The beginning, middle, end or whatever…
If she had imagined in her mind's eye how grotesque she looked hanging dead from the ceiling, she may have backed out of the idea of killing herself like that. But, obviously the pain or whatever it was must have been so overbearing in that moment to faze every other thought or vision out into some deeper recess of her brain. I wasn't feeling sad enough or even perplexed by her action. I was experiencing a sense of deja vu, as if I'd seen it coming. A strange kind of calmness had enveloped me, about which I'd have argued with her for hours if she had made a prophecy about it as my reaction to her death.

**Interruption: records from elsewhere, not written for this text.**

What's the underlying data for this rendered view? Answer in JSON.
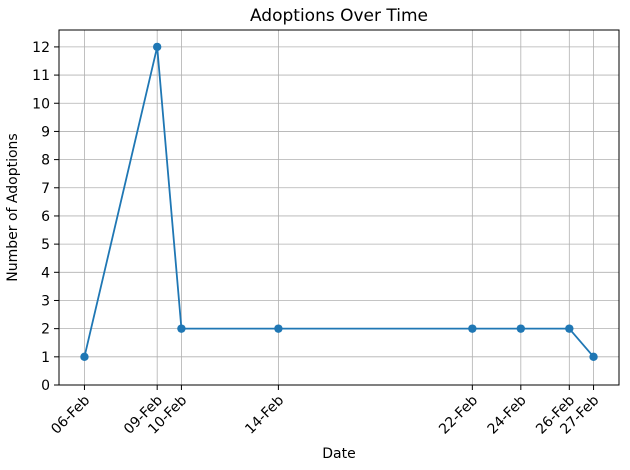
{
  "chart_data": {
    "type": "line",
    "title": "Adoptions Over Time",
    "xlabel": "Date",
    "ylabel": "Number of Adoptions",
    "categories": [
      "06-Feb",
      "09-Feb",
      "10-Feb",
      "14-Feb",
      "22-Feb",
      "24-Feb",
      "26-Feb",
      "27-Feb"
    ],
    "x_numeric": [
      6,
      9,
      10,
      14,
      22,
      24,
      26,
      27
    ],
    "series": [
      {
        "name": "Adoptions",
        "values": [
          1,
          12,
          2,
          2,
          2,
          2,
          2,
          1
        ]
      }
    ],
    "y_ticks": [
      0,
      1,
      2,
      3,
      4,
      5,
      6,
      7,
      8,
      9,
      10,
      11,
      12
    ],
    "xlim": [
      4.95,
      28.05
    ],
    "ylim": [
      0,
      12.6
    ],
    "grid": true,
    "legend": "none",
    "line_color": "#1f77b4",
    "marker_style": "circle",
    "grid_color": "#b0b0b0",
    "axis_color": "#000000",
    "background_color": "#ffffff"
  }
}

I’d written the above passage after reading how Ian McEwan starts to write something new:
Sometimes I experimentally write out a first paragraph – or middle paragraph, even – of a novel which I feel no obligation to write. Those kind of dabblings I always set down in a green, ring-bound A4 notebook. It’s full of paragraphs from novels I will never complete, or hardly start. But sooner or later, one of those paragraphs will snag my attention, and I’ll come back to it asking: why does that interest me so much, why does that seem to offer a peculiar kind of mental freedom? And so I might find myself adding a page or two. It was with a complete free hand, for example, that I once wrote what turned out to be the opening of Atonement – with no clear sense that I was committed to anything at all, I was just playing with narrative positions, with tone of voice, with a certain descriptive moment. Or I might decide that what I’ve written belongs to the middle of a novel, and then I’ll spend some idle time tracing out a beginning. Then abandoning it. It’s a way of tricking myself into writing novels.
Here is the full interview.
I’d this image of a female hanging dead from the ceiling in mind for a few days when I was thinking of writing something new. Without really having a clue how to convey it or even the story behind it. The first line came in two-three days. And, it took a few more days (with my legendary typing speed and lethargy) to add words to make into a paragraph.